In February, three  programs you will want to attend are (1) COFFEE WITH THE POETS which presents one featured poet per month, with an open mic for all and ( 2) WRITERS NIGHT OUT that features one poet each month with an open mic for all and (3) POETS AND WRITERS READING POEMS AND STORIES  at John C. Campbell Folk School which features two readers, often one poet and one fiction writer who are publishing authors and members of NCWN West. --Nancy Simpson

HERE'S THIS MONTH'S LINE UP

You don't want to miss Bob Groves, featured reader this month at Coffee with the Poets.
Come early to get a good seat. Cafe Touche, 82 Main Street, Hayesville, NC
Open mic follows Bob's reading. Bring something to read, a poem or short prose piece.

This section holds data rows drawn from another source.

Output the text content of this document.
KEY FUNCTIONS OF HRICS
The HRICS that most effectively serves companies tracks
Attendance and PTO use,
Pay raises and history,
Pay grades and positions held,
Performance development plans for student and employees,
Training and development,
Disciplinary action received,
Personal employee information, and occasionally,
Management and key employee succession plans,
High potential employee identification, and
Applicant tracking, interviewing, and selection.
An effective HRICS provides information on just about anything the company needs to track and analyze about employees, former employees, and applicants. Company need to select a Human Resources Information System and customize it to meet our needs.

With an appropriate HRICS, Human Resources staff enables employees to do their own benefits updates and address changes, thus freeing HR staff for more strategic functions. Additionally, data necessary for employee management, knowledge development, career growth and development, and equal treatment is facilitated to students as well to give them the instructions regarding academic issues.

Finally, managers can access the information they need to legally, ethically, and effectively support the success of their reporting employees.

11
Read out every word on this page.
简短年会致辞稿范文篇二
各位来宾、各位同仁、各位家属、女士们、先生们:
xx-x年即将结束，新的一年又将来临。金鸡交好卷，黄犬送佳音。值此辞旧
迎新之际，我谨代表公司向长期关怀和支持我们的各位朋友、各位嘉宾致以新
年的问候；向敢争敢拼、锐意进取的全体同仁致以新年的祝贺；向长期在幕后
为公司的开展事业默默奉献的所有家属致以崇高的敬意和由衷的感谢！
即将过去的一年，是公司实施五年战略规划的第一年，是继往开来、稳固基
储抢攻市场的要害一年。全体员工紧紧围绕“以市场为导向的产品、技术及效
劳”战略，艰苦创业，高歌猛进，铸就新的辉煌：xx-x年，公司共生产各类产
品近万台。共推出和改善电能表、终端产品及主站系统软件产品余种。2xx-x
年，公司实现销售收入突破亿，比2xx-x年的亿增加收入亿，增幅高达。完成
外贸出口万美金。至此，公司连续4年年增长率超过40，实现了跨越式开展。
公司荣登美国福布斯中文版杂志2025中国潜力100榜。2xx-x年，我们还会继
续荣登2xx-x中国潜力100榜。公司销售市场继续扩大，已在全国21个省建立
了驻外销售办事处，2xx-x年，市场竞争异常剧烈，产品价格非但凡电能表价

Put the date on your calendar now. Wednesday, Feb. 8, 10:30 a.m.

We look forward to seeing everyone again.See you there,
Founder of Coffee With the Poets, Glenda Beall



Here's the press release with information on the poet reading at the next Writers' Night Out Feb 10. Hope to see you there. He does a fun and intelligent reading. --Karen Holmes




“GEORGIA AUTHOR OF THE YEAR” NOMINEE TO READ IN HIAWASSEE


FEB 1, 2012 – Atlanta poet Rupert Fike will be the featured reader at Writers’ Night Out at Mountain Perk Coffee House in Hiawassee on Friday, February 10 at 7 p.m.  Audience members can also participate in an open microphone if they’d like to share their own poetry or prose. This is a free monthly event for people who love the written and spoken word.
Fike’s collection, Lotus Buffet (Brick Road Poetry Press), has earned him a nomination for Georgia Author of the Year 2011 in poetry. Two of the poems in the book have also been nominated for a Pushcart Prize. Writer Barbara Hamby says, “What happens when you cross a Southern raconteur with a Buddhist monk? You get Rupert Fike’s exhilarating poems.” His work has been published in Rosebud, The Georgetown Review, Natural Bridge, The Atlanta Review, The Cortland Review, storySouth, The Blue Fifth Review and others. He has a poem inscribed in a downtown Atlanta plaza, and his non-fiction work, Voices from The Farm, accounts of life on a spiritual community in the 1970s, is now available in paperback.  
 Writers’ Night Out takes place on the second Friday of each month and is open to the public. The event draws approximately 30 people from four counties. Mountain Perk Coffee House is located at 1390 Highway 76 East in Chatuge Harbor Plaza across from Towns County High School. Food, gourmet coffees and other refreshments are available for purchase. Each open microphone reader can sign up at the door and has two-and-a-half minutes to read.
            For more information, please contact Karen Holmes at (404) 316-8466 or kpaulholmes@gmail.com, or call Mountain Perk at (706) 896-0504.



Poets Glenda Barrett and Mary Ricketson will read their original poems at John C. Campbell Folk School.



POETS AND WRITERS READING POEMS AND STORIES 7:00 p.m. at John C. Campbell 
Folk School on Feb.16th are two of the best you will hear, both authors with books in print: Mary Ricketson of Hanging Dog, NC ,  author of I Heard the River Call My Name  and Glenda Barrett of Hiawassee, Georgia, author of When the Sap Rises. Contact Program Coordinator Linda Smith
(828) 389-9849.

NC WRITERS NETWORK WEST  also offers to members only, two writing critique groups that meet once a month at Tri County Community College, one for poets and one for prose writers.